CFDs Are Gaining Momentum, But What Are They?
Even though contract for difference (CFD) trading has been around since the 1990s, this form of financial trading has started to gain further momentum with the introduction of CFD trading apps. These apps allow traders to make trades through their mobile devices, giving them greater control over their assets. However, there may be some confusion among novice traders about what CFDs are and how they can trade them. This article seeks to answer these questions.
What Are CFDs?
A CFD is an advanced trading strategy that refers to an agreement between a trader and a broker to exchange the difference in a financial instrument’s value between the time the contract begins and ends. This financial instrument could either be securities or derivatives, but in each instance, the trader never owns the asset in question. For example, instead of buying physical gold, CFD traders speculate whether the price of this commodity will go up or down. If the price of gold does go up, CFD traders can offer this holding for sale. With every CFD trade, gains and losses are settled through an individual’s brokerage account.
How Do You Trade CFDs?
By far, one of the most popular ways to trade CFDs is through forex trading. Forex trading involves the exchange of national currencies where currencies trade against each other as pairs. For example, a popular currency pair is EUR/USD. When it comes to CFD forex trading, traders that bet that the price of specific currency pair will increase would purchase CFDs for that pair. Alternatively, if a trader thinks the price of a currency pair, such as EUR/USD, will decrease, they would sell CFDs relating to that pair.

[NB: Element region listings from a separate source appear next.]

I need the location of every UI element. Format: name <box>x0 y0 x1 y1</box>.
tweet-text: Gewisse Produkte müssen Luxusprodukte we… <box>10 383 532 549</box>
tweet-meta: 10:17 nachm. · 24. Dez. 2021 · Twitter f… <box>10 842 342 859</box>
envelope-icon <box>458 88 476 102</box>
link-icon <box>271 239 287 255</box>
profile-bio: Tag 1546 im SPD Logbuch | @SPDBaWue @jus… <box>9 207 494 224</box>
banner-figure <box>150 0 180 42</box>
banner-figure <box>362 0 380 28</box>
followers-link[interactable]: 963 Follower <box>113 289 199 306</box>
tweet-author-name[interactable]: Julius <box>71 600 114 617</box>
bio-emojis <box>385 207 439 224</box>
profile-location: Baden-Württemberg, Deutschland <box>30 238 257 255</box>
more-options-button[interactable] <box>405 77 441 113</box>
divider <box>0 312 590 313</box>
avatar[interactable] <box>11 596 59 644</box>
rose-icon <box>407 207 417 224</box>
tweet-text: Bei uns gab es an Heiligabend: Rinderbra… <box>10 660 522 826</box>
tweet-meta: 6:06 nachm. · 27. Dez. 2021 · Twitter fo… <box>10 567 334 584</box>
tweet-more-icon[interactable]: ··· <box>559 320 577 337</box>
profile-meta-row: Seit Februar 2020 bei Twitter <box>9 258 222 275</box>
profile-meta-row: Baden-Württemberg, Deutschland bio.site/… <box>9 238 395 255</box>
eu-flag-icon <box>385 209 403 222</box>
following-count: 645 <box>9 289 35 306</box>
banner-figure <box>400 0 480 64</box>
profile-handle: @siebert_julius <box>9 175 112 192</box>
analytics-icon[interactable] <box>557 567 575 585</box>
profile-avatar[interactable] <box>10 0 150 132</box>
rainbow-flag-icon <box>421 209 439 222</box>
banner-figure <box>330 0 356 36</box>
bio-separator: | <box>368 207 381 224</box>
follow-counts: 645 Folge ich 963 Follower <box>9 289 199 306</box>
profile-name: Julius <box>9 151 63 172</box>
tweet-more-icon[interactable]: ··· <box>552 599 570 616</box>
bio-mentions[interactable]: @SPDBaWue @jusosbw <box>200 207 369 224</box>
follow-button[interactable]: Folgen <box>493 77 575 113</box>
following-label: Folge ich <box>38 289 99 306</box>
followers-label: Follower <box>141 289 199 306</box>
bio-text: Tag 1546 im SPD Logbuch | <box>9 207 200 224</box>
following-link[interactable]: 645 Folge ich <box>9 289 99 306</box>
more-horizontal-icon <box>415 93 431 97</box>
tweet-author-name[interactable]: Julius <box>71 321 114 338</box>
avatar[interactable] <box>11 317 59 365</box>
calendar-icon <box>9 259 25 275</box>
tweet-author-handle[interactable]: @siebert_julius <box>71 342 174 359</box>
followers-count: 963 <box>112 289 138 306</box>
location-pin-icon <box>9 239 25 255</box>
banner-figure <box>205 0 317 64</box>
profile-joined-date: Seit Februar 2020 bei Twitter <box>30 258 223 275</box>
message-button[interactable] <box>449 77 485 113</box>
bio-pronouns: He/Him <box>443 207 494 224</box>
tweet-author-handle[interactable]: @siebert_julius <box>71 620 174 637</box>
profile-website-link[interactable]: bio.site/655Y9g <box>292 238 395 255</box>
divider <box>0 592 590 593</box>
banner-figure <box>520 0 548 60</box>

Since there are so many currency pairs available in the market, traders should use platforms for CFD forex trading that offer at least 30 or more currency pairs, in addition to tight spreads, 24/5 trading, and the option to go long or short. Individuals should also remember the role that geopolitical and economic news can have in speculating the price of a currency pair. Again, traders should seek out platforms that make finding this news easy.

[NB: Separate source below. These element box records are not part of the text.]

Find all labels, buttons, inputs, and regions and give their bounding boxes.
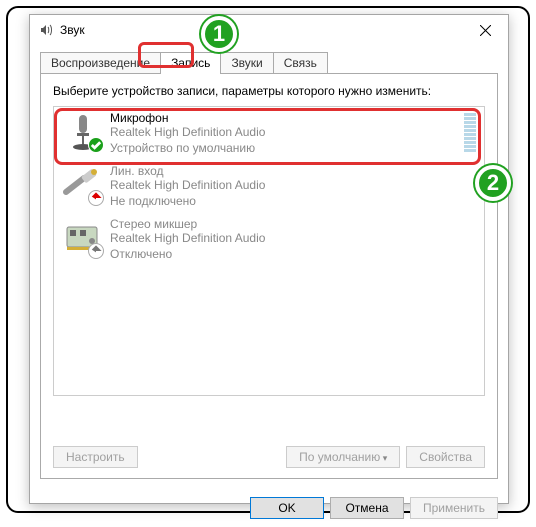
tab-recording[interactable]: Запись: [160, 52, 221, 74]
device-status: Отключено: [110, 247, 476, 263]
tab-strip: Воспроизведение Запись Звуки Связь: [40, 51, 498, 73]
device-item-stereo-mix[interactable]: Стерео микшер Realtek High Definition Au…: [54, 213, 484, 266]
cancel-button[interactable]: Отмена: [330, 497, 404, 519]
tab-sounds[interactable]: Звуки: [220, 52, 273, 73]
microphone-icon: [62, 111, 104, 153]
dialog-button-row: OK Отмена Применить: [30, 489, 508, 527]
tab-label: Звуки: [231, 56, 262, 70]
device-driver: Realtek High Definition Audio: [110, 231, 476, 247]
tab-playback[interactable]: Воспроизведение: [40, 52, 161, 73]
sound-dialog: Звук Воспроизведение Запись Звуки Связь …: [29, 14, 509, 504]
tab-button-row: Настроить По умолчанию Свойства: [53, 446, 485, 468]
device-list[interactable]: Микрофон Realtek High Definition Audio У…: [53, 106, 485, 396]
apply-button[interactable]: Применить: [410, 497, 498, 519]
tab-label: Воспроизведение: [51, 56, 150, 70]
sound-card-icon: [62, 217, 104, 259]
device-driver: Realtek High Definition Audio: [110, 178, 476, 194]
device-item-microphone[interactable]: Микрофон Realtek High Definition Audio У…: [54, 107, 484, 160]
ok-button[interactable]: OK: [250, 497, 324, 519]
titlebar[interactable]: Звук: [30, 15, 508, 45]
properties-button[interactable]: Свойства: [406, 446, 485, 468]
close-button[interactable]: [463, 15, 508, 45]
set-default-button[interactable]: По умолчанию: [286, 446, 400, 468]
tab-panel: Выберите устройство записи, параметры ко…: [40, 73, 498, 479]
speaker-icon: [38, 22, 54, 38]
line-in-icon: [62, 164, 104, 206]
annotation-step-2: 2: [475, 165, 511, 201]
device-driver: Realtek High Definition Audio: [110, 125, 460, 141]
device-name: Микрофон: [110, 111, 460, 125]
tab-label: Запись: [171, 56, 210, 70]
configure-button[interactable]: Настроить: [53, 446, 138, 468]
unplugged-icon: [88, 190, 104, 206]
instruction-text: Выберите устройство записи, параметры ко…: [53, 84, 485, 98]
device-name: Лин. вход: [110, 164, 476, 178]
window-title: Звук: [60, 23, 463, 37]
level-meter: [464, 113, 476, 152]
tab-communications[interactable]: Связь: [273, 52, 328, 73]
device-status: Устройство по умолчанию: [110, 141, 460, 157]
tab-label: Связь: [284, 56, 317, 70]
device-status: Не подключено: [110, 194, 476, 210]
default-check-icon: [88, 137, 104, 153]
device-item-line-in[interactable]: Лин. вход Realtek High Definition Audio …: [54, 160, 484, 213]
disabled-icon: [88, 243, 104, 259]
annotation-step-1: 1: [201, 16, 237, 52]
device-name: Стерео микшер: [110, 217, 476, 231]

It’s also important to mention there are different types of CFD trading styles. Since CFD trading is popular amongst active traders, these styles include scalping, swing trading, and day trading, which is the most common. The style that someone chooses depends on their trading psychology and how their emotions play into the trading process. For example, people who get anxious about leaving their trades overnight would benefit from day trading as there are no overnight costs with this style of CFD trading. Likewise, if someone demonstrates fear over potential risks, scalping is an option since it offers reduced risk.
CFD trading has become popular for many reasons, including giving individuals the opportunity to trade multiple assets without owning them. The introduction of CFD apps has also allowed traders to have more on-the-go control over their trades. However, even as this trading style continues to gain momentum, it’s crucial to ensure that novice traders understand what CFDs entail, including how they trade them.